Chiropractor crackdown: College gives ultimatum on misleading health claims

There is no acceptable scientific evidence that chiropractors can treat Alzheimer's disease, cancer, diabetes, infertility, infections, autism, ADHD or Down syndrome, according to the College of Chiropractors of B.C.

And yet, some practitioners in this province claim they can, advertising their services for a wide range of conditions that are outside their legally mandated scope of practice.

In fact, two current members of the college's board have both posted online about their expertise in treating autism spectrum disorder and ADHD —  attention deficit hyperactivity disorder​ — contrary to the college's new efficacy claims policy.

Now, the college is giving them an ultimatum. All chiropractors in the province have until Nov. 1 to remove all scientifically unsupported claims from their websites, social media sites and printed advertising, or face potential discipline.

"As a CCBC registrant you are required to immediately review your website(s) and social media accounts and remove any materials that include representations that do not comply with the 'efficacy claims' policy," the college says in a notice sent out earlier this month.

"All such materials must be removed immediately regardless of when they were created or posted."

The notice mentions 11 specific conditions that chiropractors are not qualified to treat, along with all developmental and speech disorders, but says the list is not final, and any claims about chiropractic treatments must be supported by evidence.

The chiropractors' college implemented a new policy on efficacy claims this summer, singling out several conditions that chiropractors are not qualified to treat. (College of Chiropractors of B.C.)

The move comes after a series of CBC stories revealed that some B.C. chiropractors were defying college policy by posting anti-vaccination material to Facebook, according to interim college registrar Richard Simpson.

"In the past year, the college became aware — through media stories, formal complaints to the college and our own analysis of some registrant's marketing materials — that a very small number of the college's over 1,200 registrants were marketing services that were outside the scope of practice for chiropractic health professionals," Simpson explained in an email.

The college has received 19 complaints in the last year about misleading advertisements from chiropractors — nearly half of its total 43 complaints — according to the annual report for 2017/2018.

That's a huge spike from a year earlier, when just one complaint out of 26 was about marketing materials.

But Simpson said most of the complaints this year haven't come from the public — they've been from other chiropractors or internal investigators at the college.

Shake-up on college board

Earlier this year, the vice-chair of the college's board, Avtar Jassal, resigned from his position after CBC reported on a Facebook video he'd created that wrongly suggested smoothies are more effective than the flu shot at preventing influenza.

College policy forbids B.C. chiropractors from providing professional advice on immunization, because they are not trained in treating infectious diseases.
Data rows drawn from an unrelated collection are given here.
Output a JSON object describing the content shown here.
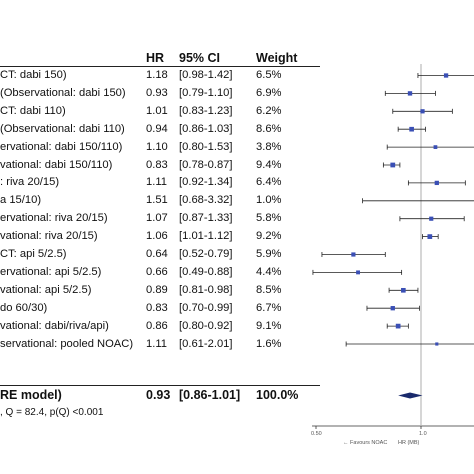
{
  "header": {
    "hr": "HR",
    "ci": "95% CI",
    "weight": "Weight"
  },
  "rows": [
    {
      "label": "CT: dabi 150)",
      "hr": "1.18",
      "ci": "[0.98-1.42]",
      "weight": "6.5%"
    },
    {
      "label": "(Observational: dabi 150)",
      "hr": "0.93",
      "ci": "[0.79-1.10]",
      "weight": "6.9%"
    },
    {
      "label": "CT: dabi 110)",
      "hr": "1.01",
      "ci": "[0.83-1.23]",
      "weight": "6.2%"
    },
    {
      "label": "(Observational: dabi 110)",
      "hr": "0.94",
      "ci": "[0.86-1.03]",
      "weight": "8.6%"
    },
    {
      "label": "ervational: dabi 150/110)",
      "hr": "1.10",
      "ci": "[0.80-1.53]",
      "weight": "3.8%"
    },
    {
      "label": "vational: dabi 150/110)",
      "hr": "0.83",
      "ci": "[0.78-0.87]",
      "weight": "9.4%"
    },
    {
      "label": ": riva 20/15)",
      "hr": "1.11",
      "ci": "[0.92-1.34]",
      "weight": "6.4%"
    },
    {
      "label": "a 15/10)",
      "hr": "1.51",
      "ci": "[0.68-3.32]",
      "weight": "1.0%"
    },
    {
      "label": "ervational: riva 20/15)",
      "hr": "1.07",
      "ci": "[0.87-1.33]",
      "weight": "5.8%"
    },
    {
      "label": "vational: riva 20/15)",
      "hr": "1.06",
      "ci": "[1.01-1.12]",
      "weight": "9.2%"
    },
    {
      "label": "CT: api 5/2.5)",
      "hr": "0.64",
      "ci": "[0.52-0.79]",
      "weight": "5.9%"
    },
    {
      "label": "ervational: api 5/2.5)",
      "hr": "0.66",
      "ci": "[0.49-0.88]",
      "weight": "4.4%"
    },
    {
      "label": "vational: api 5/2.5)",
      "hr": "0.89",
      "ci": "[0.81-0.98]",
      "weight": "8.5%"
    },
    {
      "label": "do 60/30)",
      "hr": "0.83",
      "ci": "[0.70-0.99]",
      "weight": "6.7%"
    },
    {
      "label": "vational: dabi/riva/api)",
      "hr": "0.86",
      "ci": "[0.80-0.92]",
      "weight": "9.1%"
    },
    {
      "label": "servational: pooled NOAC)",
      "hr": "1.11",
      "ci": "[0.61-2.01]",
      "weight": "1.6%"
    }
  ],
  "summary": {
    "label": "RE model)",
    "hr": "0.93",
    "ci": "[0.86-1.01]",
    "weight": "100.0%"
  },
  "heterogeneity": ", Q = 82.4, p(Q) <0.001",
  "axis": {
    "tick_low": "0.50",
    "tick_mid": "1.0",
    "favours_noac": "← Favours NOAC",
    "axis_title": "HR (MB)"
  },
  "colors": {
    "marker": "#3a4fb5",
    "ci_line": "#222222",
    "summary": "#1a2a6c"
  },
  "chart_data": {
    "type": "forest",
    "x_scale": "log",
    "reference_line": 1.0,
    "points": [
      {
        "hr": 1.18,
        "lo": 0.98,
        "hi": 1.42,
        "weight": 6.5
      },
      {
        "hr": 0.93,
        "lo": 0.79,
        "hi": 1.1,
        "weight": 6.9
      },
      {
        "hr": 1.01,
        "lo": 0.83,
        "hi": 1.23,
        "weight": 6.2
      },
      {
        "hr": 0.94,
        "lo": 0.86,
        "hi": 1.03,
        "weight": 8.6
      },
      {
        "hr": 1.1,
        "lo": 0.8,
        "hi": 1.53,
        "weight": 3.8
      },
      {
        "hr": 0.83,
        "lo": 0.78,
        "hi": 0.87,
        "weight": 9.4
      },
      {
        "hr": 1.11,
        "lo": 0.92,
        "hi": 1.34,
        "weight": 6.4
      },
      {
        "hr": 1.51,
        "lo": 0.68,
        "hi": 3.32,
        "weight": 1.0
      },
      {
        "hr": 1.07,
        "lo": 0.87,
        "hi": 1.33,
        "weight": 5.8
      },
      {
        "hr": 1.06,
        "lo": 1.01,
        "hi": 1.12,
        "weight": 9.2
      },
      {
        "hr": 0.64,
        "lo": 0.52,
        "hi": 0.79,
        "weight": 5.9
      },
      {
        "hr": 0.66,
        "lo": 0.49,
        "hi": 0.88,
        "weight": 4.4
      },
      {
        "hr": 0.89,
        "lo": 0.81,
        "hi": 0.98,
        "weight": 8.5
      },
      {
        "hr": 0.83,
        "lo": 0.7,
        "hi": 0.99,
        "weight": 6.7
      },
      {
        "hr": 0.86,
        "lo": 0.8,
        "hi": 0.92,
        "weight": 9.1
      },
      {
        "hr": 1.11,
        "lo": 0.61,
        "hi": 2.01,
        "weight": 1.6
      }
    ],
    "summary": {
      "hr": 0.93,
      "lo": 0.86,
      "hi": 1.01
    }
  }
}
Two other board members, Parm Rai and Gil Desaulniers, had also been the subject of public complaints about their anti-vaccination posts. Both were allowed to retain their positions because they responded immediately to requests to remove their posts.

But Rai and Desaulniers have also posted materials online suggesting that chiropractic techniques can be used to treat autism and ADHD. 

An online advertisement for Gil Desaulniers' chiropractic clinic (left) and a Pinterest post from Parm Rai (right) both claim chiropractors can treat autism and ADHD. (CBC)

Rai and Desaulniers have both decided not to run for re-election to the board this year, according to Simpson, who said he couldn't speculate on why they made that decision. Neither man has responded to requests for comment.

They're not alone in making unsupported claims about treating serious diseases, according to a quick search of the websites and Facebook pages for chiropractors from across the province.

While the majority of practitioners seem to stick strictly to information about spinal and joint health, several make claims about conditions banned by the college's efficacy claims policy. That includes Alzheimer's, cancer, infertility, ear infections, and especially  autism  and  ADHD

That information will have to be taken down by Nov. 1, when the college says it will be completing a "thorough review" of all marketing material. Anything that's still online will be forwarded to the college's inquiry committee for investigation and possible discipline.

Critic skeptical of crackdown

Simpson said he believes the problem is restricted to a handful of chiropractors.

"The vast majority of our registrants follow the professional, educational and ethical regulations of the college," he said.

But Bernie Garrett, a UBC nursing professor who studies deception in health care, said the college's crackdown doesn't go far enough.

"The problem here is that if the college truly cracks down on unsupported claims about the benefits of subluxation [misalignment of vertebrae] treatment, what they will be left with is a profession that practices a form of spinal physiotherapy," he told CBC.

"Whilst this does address criticism of some of the more extremist claims, dangerous practices such as infant chiropractic are allowed to continue."